Patient Reported Outcomes during Long-Term Follow-up of Atypical Hemolytic Uremic Syndrome in the Era of Terminal Complement Inhibition

Introduction

Atypical hemolytic uremic syndrome (aHUS) is a thrombotic microangiopathy driven by dysregulation of the complement system leading to predominantly renal dysfunction with high morbidity and mortality. While treatment with terminal complement blockade has improved hematologic and renal outcomes in aHUS, patients continue to experience impaired global health status. Patient experience and symptom burden in the current treatment era have not been characterized.

Methods

We administered Patient-Reported Outcomes Measurement Information System (PROMIS) instruments to patients with aHUS to assess 7 global health domains (PROMIS-29v2.0 including physical function, fatigue, pain, depression, anxiety, participation in social roles, and sleep disturbance), cognitive function (Cognitive Function 8a) and social isolation (Social Isolation 4a). Patient reported outcome (PRO) measures were chosen based on input from clinicians and representatives from the aHUS Alliance, a global patient advocacy group. Numerical variables were reported as median with interquartile range (IQR) or mean ± standard deviation (SD), and categorical variables as counts and percentages.
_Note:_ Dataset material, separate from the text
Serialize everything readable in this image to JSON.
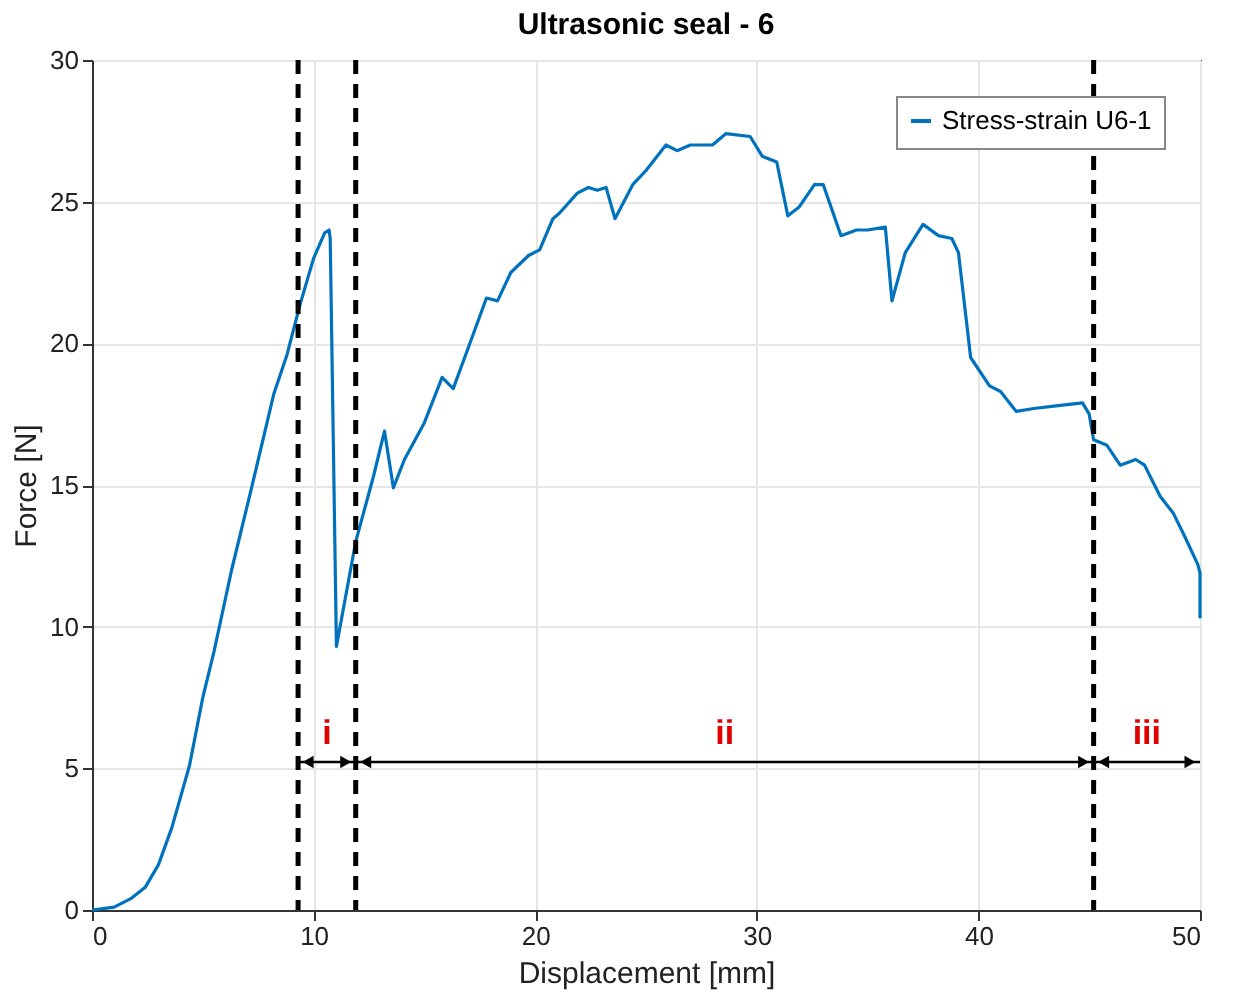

We used the single-sided T test to compare T scores on these instruments with the population norm and the Mann Whitney test to compare groups based on need for dialysis and relapse status. P < 0.05 was considered significant.

Results

Fifty-five individuals (85% female, median (IQR) age 42 (21) years) with aHUS completed the instruments. The median (IQR) time from diagnosis was 50 (72) months. Of respondents, 89% reported confirmatory genetic testing, 87% stated their disease was currently under good control, and 82% were on complement inhibition when surveyed while 15% had discontinued anticomplement therapy; 2 (3.6%) had not been on anticomplement therapy. A majority (69%) required dialysis at some point, 9% remained on dialysis when surveyed, and 24% had undergone a kidney transplant. Regarding disease relapse, 22% had experienced one or more aHUS relapses, 67% never relapsed, and 11% did not know if they had relapsed and were not included in this sub-analysis.

Patients reported the following symptom burden over the preceding 4 weeks: fatigue (80%), headaches (51%), drowsiness (46%), confusion or foggy thinking (44%), difficulty remembering things (44%), nausea (44%), stomach pain (29%), diarrhea (29%), and swelling of the lower extremities (20%). Joint pain, unexplained bruising, and bone pain were also reported (2% each).

Compared to the US population norm (mean ± SD, 50 ± 10), our aHUS cohort had significantly higher scores for anxiety (59.2 ± 9.7, P< 0.001), depression (55.8 ± 9.7, P<0.001), fatigue (59.3 ± 55.8, P< 0.001) and sleep disturbance (53.6 ± 7.5, P < 0.001), and lower scores for physical functioning (44.5 ± 8.9, P<0.001) and cognitive function (41.4 ± 12.0, P<0.011) suggesting overall worse functioning in several domains. Patients who had experienced one or more relapses had lower physical function T scores [39.2 ± 5.4 vs 46.4 ± 8.8, P=0.034] and lower ability to participate in social roles [ 42.7 ± 4.9 vs 49.3 ± 9.3, P=0.048] compared with patients without relapse. T scores on the PRO instruments were not significantly different among patients who received dialysis at any point versus never on dialysis.

Conclusions

In this first study focusing on PROs during long-term follow up of aHUS, patients with aHUS report chronically impaired global health status with reduced physical and cognitive function, and higher levels of fatigue, anxiety, depression, and sleep disturbances compared with the general population. Relapsing aHUS is associated with patient-reported worse physical function and reduced ability to participate in social roles. Our results highlight the need to incorporate PRO assessments in clinical trials of novel agents in aHUS, and for research to evaluate potential factors contributing to poor functional outcomes including ongoing microvascular insults to the central nervous system, treatment-related effects, or another cause.